McCain had a couple of winning moments (condemning torture), and a couple of crazy dude moments (shouting at Ron Paul that Paul's attitude would have helped Hitler win, or whatever it was he said).

And Rudy? Well, the polls suggest he's still probably the one to beat, although he's polling poorly in Iowa and, there are a zillion ways he can implode. He explained himself awkwardly on several of issues, like the 2nd Amendment question that had him scrambling frantically for the right I Like Guns tone. But, he broke out well with his opening jab at Romney on immigration: "Mitt had a sanctuary mansion, not just sanctuary cities," referring to the fact that undocumented workers had been found to be employed at the governor's mansion during Mitt's tenure.
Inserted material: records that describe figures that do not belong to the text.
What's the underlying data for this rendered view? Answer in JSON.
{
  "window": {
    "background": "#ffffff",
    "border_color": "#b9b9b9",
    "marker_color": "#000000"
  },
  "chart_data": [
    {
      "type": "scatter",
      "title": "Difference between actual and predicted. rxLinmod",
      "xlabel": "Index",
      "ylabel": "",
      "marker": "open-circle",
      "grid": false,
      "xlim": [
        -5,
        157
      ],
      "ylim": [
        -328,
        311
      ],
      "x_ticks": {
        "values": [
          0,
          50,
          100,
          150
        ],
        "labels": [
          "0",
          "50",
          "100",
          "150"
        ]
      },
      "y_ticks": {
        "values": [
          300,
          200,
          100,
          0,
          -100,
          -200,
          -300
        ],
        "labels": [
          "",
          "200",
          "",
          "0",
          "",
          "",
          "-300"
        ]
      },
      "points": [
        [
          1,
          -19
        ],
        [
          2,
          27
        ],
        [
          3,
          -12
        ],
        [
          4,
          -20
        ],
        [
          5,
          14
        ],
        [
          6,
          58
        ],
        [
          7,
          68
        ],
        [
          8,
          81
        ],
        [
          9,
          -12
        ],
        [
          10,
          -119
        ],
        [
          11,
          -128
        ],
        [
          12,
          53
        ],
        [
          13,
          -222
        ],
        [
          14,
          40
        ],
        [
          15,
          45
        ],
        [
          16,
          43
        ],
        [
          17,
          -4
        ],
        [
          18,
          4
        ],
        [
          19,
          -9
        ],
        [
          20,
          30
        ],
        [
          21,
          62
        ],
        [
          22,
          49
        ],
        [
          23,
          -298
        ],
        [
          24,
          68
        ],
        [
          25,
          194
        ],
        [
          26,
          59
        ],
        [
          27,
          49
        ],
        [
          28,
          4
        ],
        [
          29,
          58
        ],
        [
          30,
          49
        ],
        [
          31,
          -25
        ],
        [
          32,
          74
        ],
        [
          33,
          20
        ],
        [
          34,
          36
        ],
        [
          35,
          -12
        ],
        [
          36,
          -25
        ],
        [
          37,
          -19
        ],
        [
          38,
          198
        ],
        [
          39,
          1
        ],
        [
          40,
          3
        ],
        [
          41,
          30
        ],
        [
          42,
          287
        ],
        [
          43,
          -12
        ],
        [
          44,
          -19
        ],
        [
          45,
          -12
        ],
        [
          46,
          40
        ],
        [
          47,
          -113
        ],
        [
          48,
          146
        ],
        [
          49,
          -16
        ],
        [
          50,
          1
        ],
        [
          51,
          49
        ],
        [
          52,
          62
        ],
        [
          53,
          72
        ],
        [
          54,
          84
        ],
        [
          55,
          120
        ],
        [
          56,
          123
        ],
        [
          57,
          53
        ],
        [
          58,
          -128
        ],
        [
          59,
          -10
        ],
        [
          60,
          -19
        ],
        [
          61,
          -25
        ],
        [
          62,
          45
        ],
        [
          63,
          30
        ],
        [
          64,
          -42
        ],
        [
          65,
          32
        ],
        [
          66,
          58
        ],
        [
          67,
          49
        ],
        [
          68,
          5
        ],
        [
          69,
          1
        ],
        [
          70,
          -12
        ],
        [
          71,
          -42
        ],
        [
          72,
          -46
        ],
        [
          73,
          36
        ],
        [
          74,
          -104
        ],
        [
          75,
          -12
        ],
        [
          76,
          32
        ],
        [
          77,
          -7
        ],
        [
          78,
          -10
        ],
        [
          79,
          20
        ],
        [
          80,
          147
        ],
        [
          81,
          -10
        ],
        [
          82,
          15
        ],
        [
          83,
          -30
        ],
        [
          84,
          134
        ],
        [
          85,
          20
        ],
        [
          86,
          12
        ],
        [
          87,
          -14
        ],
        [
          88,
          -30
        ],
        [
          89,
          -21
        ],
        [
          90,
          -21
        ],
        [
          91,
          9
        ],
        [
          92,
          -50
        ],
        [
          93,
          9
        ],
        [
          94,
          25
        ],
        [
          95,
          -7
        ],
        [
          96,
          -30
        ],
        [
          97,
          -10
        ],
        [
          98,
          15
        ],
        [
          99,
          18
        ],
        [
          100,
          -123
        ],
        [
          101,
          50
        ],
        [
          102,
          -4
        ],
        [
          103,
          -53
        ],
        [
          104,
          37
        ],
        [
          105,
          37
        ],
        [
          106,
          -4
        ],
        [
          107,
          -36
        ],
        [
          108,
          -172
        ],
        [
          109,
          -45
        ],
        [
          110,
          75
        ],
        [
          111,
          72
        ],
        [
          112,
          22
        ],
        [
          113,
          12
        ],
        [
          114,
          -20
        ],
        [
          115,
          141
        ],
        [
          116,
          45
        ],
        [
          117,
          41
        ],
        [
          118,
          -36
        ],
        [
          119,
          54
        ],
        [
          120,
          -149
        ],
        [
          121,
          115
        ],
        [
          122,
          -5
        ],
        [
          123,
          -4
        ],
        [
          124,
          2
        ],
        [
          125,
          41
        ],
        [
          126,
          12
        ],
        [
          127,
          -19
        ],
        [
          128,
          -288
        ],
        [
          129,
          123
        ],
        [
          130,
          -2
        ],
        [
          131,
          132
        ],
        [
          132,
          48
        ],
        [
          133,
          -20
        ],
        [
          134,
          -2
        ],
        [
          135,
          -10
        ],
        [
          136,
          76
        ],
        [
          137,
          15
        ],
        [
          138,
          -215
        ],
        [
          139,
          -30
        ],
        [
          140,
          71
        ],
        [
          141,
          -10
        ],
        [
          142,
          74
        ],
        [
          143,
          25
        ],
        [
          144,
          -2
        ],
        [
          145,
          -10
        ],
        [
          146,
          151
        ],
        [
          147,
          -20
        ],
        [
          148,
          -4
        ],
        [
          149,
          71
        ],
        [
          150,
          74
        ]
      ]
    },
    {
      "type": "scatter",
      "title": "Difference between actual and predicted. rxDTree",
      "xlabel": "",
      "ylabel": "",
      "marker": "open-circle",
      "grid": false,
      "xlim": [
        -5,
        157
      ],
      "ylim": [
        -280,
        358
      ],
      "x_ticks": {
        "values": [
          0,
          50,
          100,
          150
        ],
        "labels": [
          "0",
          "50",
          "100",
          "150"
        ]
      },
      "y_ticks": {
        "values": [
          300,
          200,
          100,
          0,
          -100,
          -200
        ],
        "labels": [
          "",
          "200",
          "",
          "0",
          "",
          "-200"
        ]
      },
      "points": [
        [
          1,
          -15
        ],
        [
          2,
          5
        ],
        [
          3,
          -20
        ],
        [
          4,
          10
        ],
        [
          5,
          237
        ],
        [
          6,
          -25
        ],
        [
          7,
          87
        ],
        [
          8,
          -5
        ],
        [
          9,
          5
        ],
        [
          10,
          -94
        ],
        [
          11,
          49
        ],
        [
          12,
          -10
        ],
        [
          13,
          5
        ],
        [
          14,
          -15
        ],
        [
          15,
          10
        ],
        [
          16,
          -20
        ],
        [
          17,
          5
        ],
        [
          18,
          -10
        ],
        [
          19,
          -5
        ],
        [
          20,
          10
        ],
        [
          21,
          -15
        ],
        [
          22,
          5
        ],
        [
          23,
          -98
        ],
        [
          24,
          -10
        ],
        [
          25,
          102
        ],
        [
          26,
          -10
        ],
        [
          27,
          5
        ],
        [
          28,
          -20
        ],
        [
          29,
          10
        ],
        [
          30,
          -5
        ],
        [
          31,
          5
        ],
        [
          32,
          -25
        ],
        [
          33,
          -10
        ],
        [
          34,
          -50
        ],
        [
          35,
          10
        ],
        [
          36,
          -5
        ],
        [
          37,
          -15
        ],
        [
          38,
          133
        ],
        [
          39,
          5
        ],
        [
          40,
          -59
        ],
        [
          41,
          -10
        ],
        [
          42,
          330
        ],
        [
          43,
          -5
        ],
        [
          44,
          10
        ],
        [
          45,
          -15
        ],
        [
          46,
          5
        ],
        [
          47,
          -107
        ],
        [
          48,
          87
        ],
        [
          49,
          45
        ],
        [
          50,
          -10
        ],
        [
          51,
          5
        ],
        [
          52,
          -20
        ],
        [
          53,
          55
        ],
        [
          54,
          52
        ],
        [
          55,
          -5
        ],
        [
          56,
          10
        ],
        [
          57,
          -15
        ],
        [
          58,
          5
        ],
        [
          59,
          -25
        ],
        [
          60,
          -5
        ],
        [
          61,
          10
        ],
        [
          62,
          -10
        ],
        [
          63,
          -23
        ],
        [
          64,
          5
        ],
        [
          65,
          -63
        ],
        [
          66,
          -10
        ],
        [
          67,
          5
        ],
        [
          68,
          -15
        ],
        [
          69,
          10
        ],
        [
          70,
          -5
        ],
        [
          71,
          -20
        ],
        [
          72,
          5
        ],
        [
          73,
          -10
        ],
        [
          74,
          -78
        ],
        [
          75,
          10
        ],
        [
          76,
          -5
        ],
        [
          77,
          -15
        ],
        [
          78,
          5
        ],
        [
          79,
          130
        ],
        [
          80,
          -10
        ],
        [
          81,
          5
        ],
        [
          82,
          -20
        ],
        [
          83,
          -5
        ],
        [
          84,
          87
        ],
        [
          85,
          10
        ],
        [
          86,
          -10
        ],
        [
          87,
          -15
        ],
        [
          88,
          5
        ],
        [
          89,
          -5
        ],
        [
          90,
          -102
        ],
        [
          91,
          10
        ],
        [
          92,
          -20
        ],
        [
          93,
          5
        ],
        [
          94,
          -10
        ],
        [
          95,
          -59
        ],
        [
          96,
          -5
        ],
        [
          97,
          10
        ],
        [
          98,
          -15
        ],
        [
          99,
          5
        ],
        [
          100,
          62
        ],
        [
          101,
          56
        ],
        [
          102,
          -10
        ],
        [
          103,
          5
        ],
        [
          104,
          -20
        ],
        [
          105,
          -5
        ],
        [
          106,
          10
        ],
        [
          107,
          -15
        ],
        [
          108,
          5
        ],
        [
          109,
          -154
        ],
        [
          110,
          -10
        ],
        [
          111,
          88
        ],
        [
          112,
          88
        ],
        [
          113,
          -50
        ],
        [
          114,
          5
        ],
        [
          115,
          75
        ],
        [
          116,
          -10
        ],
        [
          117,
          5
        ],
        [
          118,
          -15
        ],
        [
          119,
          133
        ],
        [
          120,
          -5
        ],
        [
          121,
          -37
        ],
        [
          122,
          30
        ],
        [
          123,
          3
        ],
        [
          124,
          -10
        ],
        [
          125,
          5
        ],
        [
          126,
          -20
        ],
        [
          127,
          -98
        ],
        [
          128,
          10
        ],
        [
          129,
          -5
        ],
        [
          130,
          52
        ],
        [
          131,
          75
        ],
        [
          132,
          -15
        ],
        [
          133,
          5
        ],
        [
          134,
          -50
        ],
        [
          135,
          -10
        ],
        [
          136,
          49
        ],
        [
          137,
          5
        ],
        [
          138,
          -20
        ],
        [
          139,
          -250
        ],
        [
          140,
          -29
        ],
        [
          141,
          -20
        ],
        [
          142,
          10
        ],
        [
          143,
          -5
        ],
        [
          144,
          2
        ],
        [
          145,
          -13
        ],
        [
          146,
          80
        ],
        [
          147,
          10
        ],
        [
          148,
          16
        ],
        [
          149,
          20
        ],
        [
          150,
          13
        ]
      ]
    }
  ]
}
Rudy certainly had most of the good jokes: "Not bad to have a Republican who can beat Bill Clinton," he quipped when he was challenged on the successful lawsuit he brought while New York mayor to yank the federal line-item veto away from Clinton. And then there was his Yankees riff: "When I was mayor of New York City, the Yankees won four world championships....and since I've left being mayor of New York City, the Yankees have won none."

Yet it was, Huckabee, not Rudy, got the biggest laugh of the night with his answer to the WWJDCP? question. (What Would Jesus Do about capital punishment.) "Jesus was too smart to ever run for public office, Anderson," said Mike and the audience loved it.
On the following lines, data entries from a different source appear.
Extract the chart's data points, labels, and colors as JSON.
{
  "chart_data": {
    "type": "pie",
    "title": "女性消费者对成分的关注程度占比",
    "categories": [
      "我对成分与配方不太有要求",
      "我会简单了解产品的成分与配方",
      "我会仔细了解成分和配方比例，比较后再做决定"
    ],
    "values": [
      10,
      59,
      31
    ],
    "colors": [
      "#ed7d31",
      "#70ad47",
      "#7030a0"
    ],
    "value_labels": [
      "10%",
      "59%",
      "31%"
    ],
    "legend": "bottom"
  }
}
Huckabee also scored the biggest applause line of the night with an answer that was not very Republican sounding. I'm talking about his eloquent defense of college scholarships for undocumented kids: "With all due respect," Huckabee said, "we are a better country than to punish children for what their parents did. We're a better country than that." And there was wild cheering because, well, we are a better country than that.

Here's the thing: If the 2008 presidential match-up turns out to be Rudy against Hillary, I think and hope Hillary will take it---although even that is by no means clear. But if by some crazy chance dark horse Mike Huckabee is the Republican nominee, we Democrats could be in deep trouble. When I took a multi-state driving trip this summer and, while on the road, interviewed ordinary people about their views on issues, it quickly became very clear to me that Americans are sick of the vicious partisanship, sick of the poison. They want a uniter not a divider.

And, while we're on the subject, Andrew Sullivan got it right in his essay in December's Atlantic Monthly: Obama is a uniter. But in a Huckabee Clinton match-up, rightly or not, the candidate I suspect is most likely to be viewed as the uniter by a big portion of the American electorate.... is the one who thinks Darwin got it wrong.